WHISTLEBLOWER CLAIMS

In the first published decision of 2021 that meets our criteria for reporting, we are confronted with some familiar facts and some new ones.  As the history of the last two decades has made clear, retaliation against whistleblowers by church leadership is often a path to escalating accusations and finally legal consequences possibly out of proportion to the fault of the church.

In Rehfield v Diocese of Joliet, Slip Op. (ILL., 2021), the Plaintiff was a church school principal.  A parent allegedly sent threatening emails to a teacher that resulted in a report to the pastor and eventually law enforcement.  The conduct was admonished but allegedly the parent escalated the communications that led to an arrest warrant.  The principal was allegedly instructed by the church not to alert other parents about the conduct of the errant parent.  However, when the photo of the parent was circulated to alert faculty and staff persons unknown leaked it to news media.  The news media report induced other parents to be upset they were not likewise notified.  The church terminated the employment of the principal but continued to pay her pursuant to her written employment contracts.  The opinion did not indicate a reason for termination from the record before the Court.  The plaintiff sued alleging a retaliatory discharge and violation of the Illinois Whistleblower Act.  The trial court dismissed the case, the intermediate appellate court affirmed and the Supreme Court of Illinois affirmed.  The retaliatory discharge claim was dismissed because the claim was only available to “at will” employees and not contract employees like Plaintiff.  The Whistleblower Act case was dismissed because the claim was held barred by the Ministerial Exception of the Ecclesiastical Abstention Doctrine arising from the First Amendment.  The Illinois Supreme Court relied on Hosanna-Tabor Evangelical Lutheran Church & School v. Equal Employment Opportunity Comm’n, 565 U.S. 171 (2012) and Our Lady of Guadalupe School v. Morrissey-Berru, 591 U.S. ___, 140 S. Ct. 2049 (2020), both reported herein, regarding the analysis of the issue of whether the principal was a ministerial employee.  The Illinois Supreme Court held the principal was a ministerial employee because the evidentiary record below was uncontradicted.
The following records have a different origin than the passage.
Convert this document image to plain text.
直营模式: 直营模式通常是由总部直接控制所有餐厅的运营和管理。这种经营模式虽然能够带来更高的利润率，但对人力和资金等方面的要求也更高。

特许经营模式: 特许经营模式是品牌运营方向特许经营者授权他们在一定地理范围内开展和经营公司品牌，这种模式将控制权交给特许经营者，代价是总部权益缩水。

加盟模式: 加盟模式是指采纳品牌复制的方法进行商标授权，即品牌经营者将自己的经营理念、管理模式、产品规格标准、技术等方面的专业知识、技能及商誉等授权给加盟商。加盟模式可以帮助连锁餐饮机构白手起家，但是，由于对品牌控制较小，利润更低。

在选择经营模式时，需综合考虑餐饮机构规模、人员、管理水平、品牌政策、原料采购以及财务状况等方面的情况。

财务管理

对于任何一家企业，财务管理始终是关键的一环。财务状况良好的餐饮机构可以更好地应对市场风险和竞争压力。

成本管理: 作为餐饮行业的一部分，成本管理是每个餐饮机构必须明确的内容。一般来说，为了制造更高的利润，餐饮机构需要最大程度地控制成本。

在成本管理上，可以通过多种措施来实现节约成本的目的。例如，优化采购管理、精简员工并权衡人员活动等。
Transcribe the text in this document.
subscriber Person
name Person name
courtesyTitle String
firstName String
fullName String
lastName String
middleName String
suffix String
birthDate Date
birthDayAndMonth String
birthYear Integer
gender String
Because the church reportedly paid out the employment contract of the principal, which may have resulted in full pay for a school year beyond the termination, the monetary damages claim would have been somewhat muted if the claim had been allowed to proceed.  In any event, the more important issue is that whistleblower claims by employees classified as ministerial by the evidence in the case are likely barred.  Certainly, because history has shown that schoolteachers may be held to be ministers, school principals seem more likely to be.  As history has also shown, churches that strike down whistleblowers may face societal condemnation.